Very long time. Most typical server installations don't even install X, so if you are wanting to exploit this, you are going to have to look really hard for somebody on your LAN running an ancient distro who's disabled the firewall and other remote auth stuff.
Re: (Score:2)
These days for heavy remote X use you use stuff like Xpra, also over SSH, as it can leverage hardware encoders which the X protocol didn't have at its disposal back when it was designed.
Re: (Score:2)
Temporarily disabling a feature is not the same as permanently doing so. It's like saying that you always need to run as root. You don't. You only need to enable root level access when it's actually needed. The same goes for outward facing network services.

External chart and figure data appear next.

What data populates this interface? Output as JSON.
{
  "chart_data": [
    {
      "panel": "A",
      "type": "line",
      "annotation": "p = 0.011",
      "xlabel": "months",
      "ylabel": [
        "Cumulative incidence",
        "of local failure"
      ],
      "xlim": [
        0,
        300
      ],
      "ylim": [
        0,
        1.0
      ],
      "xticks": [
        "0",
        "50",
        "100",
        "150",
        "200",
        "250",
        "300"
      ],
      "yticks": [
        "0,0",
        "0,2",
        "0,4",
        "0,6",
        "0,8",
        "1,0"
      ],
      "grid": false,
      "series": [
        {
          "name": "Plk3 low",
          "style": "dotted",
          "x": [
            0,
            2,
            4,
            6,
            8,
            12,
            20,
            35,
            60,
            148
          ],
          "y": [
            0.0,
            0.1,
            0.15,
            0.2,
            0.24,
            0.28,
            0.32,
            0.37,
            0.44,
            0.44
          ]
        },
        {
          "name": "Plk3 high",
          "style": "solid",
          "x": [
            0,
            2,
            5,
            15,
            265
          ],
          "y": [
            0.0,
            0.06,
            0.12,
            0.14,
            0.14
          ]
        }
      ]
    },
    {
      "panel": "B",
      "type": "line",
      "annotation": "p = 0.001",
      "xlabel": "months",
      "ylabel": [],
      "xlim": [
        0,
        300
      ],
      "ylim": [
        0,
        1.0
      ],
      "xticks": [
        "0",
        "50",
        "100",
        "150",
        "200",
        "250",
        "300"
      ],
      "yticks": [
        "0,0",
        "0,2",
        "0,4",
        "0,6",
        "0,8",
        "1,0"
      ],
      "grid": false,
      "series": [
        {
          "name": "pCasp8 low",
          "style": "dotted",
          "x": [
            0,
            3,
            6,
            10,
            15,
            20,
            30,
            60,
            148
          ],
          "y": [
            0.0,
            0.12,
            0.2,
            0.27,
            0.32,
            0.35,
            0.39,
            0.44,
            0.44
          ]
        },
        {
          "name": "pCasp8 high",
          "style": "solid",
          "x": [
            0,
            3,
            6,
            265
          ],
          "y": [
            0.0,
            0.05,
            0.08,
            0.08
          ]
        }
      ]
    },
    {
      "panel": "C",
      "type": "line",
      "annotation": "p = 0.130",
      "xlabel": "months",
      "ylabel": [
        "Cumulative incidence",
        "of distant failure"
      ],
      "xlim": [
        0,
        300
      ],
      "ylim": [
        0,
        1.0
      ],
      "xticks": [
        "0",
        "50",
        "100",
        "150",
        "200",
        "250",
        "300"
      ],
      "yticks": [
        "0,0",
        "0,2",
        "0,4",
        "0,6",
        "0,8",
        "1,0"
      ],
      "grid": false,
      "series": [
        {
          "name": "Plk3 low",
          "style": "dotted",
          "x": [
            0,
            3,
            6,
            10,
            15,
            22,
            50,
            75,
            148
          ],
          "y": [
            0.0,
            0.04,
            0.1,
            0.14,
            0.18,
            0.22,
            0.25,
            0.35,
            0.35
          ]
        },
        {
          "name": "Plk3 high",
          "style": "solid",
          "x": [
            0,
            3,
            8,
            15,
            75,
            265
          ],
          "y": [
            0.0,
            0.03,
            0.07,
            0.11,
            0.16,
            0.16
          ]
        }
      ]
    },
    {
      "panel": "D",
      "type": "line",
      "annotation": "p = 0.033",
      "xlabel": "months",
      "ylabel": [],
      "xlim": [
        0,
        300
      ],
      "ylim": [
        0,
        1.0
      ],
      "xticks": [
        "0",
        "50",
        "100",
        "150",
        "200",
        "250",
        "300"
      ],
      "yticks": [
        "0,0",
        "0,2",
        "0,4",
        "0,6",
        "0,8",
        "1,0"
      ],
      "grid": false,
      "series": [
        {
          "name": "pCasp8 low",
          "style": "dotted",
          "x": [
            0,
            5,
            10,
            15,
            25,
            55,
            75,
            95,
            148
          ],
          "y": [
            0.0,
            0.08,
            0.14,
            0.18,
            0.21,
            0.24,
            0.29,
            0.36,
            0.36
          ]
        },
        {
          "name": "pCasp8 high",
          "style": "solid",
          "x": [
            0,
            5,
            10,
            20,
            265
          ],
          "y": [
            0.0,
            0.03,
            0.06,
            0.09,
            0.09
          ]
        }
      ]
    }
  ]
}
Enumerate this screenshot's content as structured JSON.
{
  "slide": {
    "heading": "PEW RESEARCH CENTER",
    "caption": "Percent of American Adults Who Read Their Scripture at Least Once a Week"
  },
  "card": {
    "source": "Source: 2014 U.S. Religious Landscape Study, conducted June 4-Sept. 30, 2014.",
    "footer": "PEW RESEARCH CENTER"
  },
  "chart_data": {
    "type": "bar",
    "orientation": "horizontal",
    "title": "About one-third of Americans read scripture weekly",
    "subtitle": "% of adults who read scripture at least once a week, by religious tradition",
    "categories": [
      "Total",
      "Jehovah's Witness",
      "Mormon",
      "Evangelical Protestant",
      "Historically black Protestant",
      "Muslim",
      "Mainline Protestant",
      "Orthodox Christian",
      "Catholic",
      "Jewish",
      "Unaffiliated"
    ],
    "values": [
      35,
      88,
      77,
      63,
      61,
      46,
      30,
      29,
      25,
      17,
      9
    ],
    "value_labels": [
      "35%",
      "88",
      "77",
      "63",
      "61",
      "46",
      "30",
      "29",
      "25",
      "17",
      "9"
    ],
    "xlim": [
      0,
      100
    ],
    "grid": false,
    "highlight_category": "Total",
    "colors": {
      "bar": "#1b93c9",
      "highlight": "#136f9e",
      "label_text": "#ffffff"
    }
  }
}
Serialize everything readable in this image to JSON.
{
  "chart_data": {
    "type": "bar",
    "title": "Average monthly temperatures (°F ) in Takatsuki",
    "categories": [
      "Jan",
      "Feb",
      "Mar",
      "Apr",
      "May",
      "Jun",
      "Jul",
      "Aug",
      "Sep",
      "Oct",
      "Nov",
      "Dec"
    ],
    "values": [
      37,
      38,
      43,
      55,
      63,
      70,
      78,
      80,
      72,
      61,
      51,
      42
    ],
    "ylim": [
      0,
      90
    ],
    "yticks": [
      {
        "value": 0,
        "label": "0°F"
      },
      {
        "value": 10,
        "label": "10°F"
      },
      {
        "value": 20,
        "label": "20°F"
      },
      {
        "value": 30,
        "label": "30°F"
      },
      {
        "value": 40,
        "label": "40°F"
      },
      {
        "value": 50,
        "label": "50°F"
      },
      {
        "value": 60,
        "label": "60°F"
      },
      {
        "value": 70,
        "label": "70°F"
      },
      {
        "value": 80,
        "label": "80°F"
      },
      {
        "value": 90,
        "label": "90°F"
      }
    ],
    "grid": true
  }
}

Similarly MacOS doesn't enable the ssh server by default.
Re: (Score:2)
I USE remote X connections. Mostly over the LAN.
Re: (Score:2)
Why can't you use ssh -X ?
Re: (Score:2)
I commonly use XDMCP because it's simply easier and faster for a handful of the systems I work with (given, the SGI's are quite slow by today's standards...). Also trying to explain that to some Windows people when they insisted they needed to install Oracle DB on Solaris systems (they wanted me to tell them how to get a remote GUI on Solaris 9 and 10) it was far easier to point them to XDMCP.
Re: (Score:3)
Re: (Score:2)
Yes.
Re: (Score:2)
That's not a problem that is unique to Linux however. Many commercial products have the same issues - the marketing and planning people want new features as that helps them sell upgrades and maintenance, and in the past those sorts of things were prioritized higher than things like a security audit which management concluded weren't something that one could sell.
It is only when customers demand security audits of the products that they buy that this will change.
Re: (Score:2)
Re: (Score:2)
a Start menu, didn't Microsoft remove that for security reasons?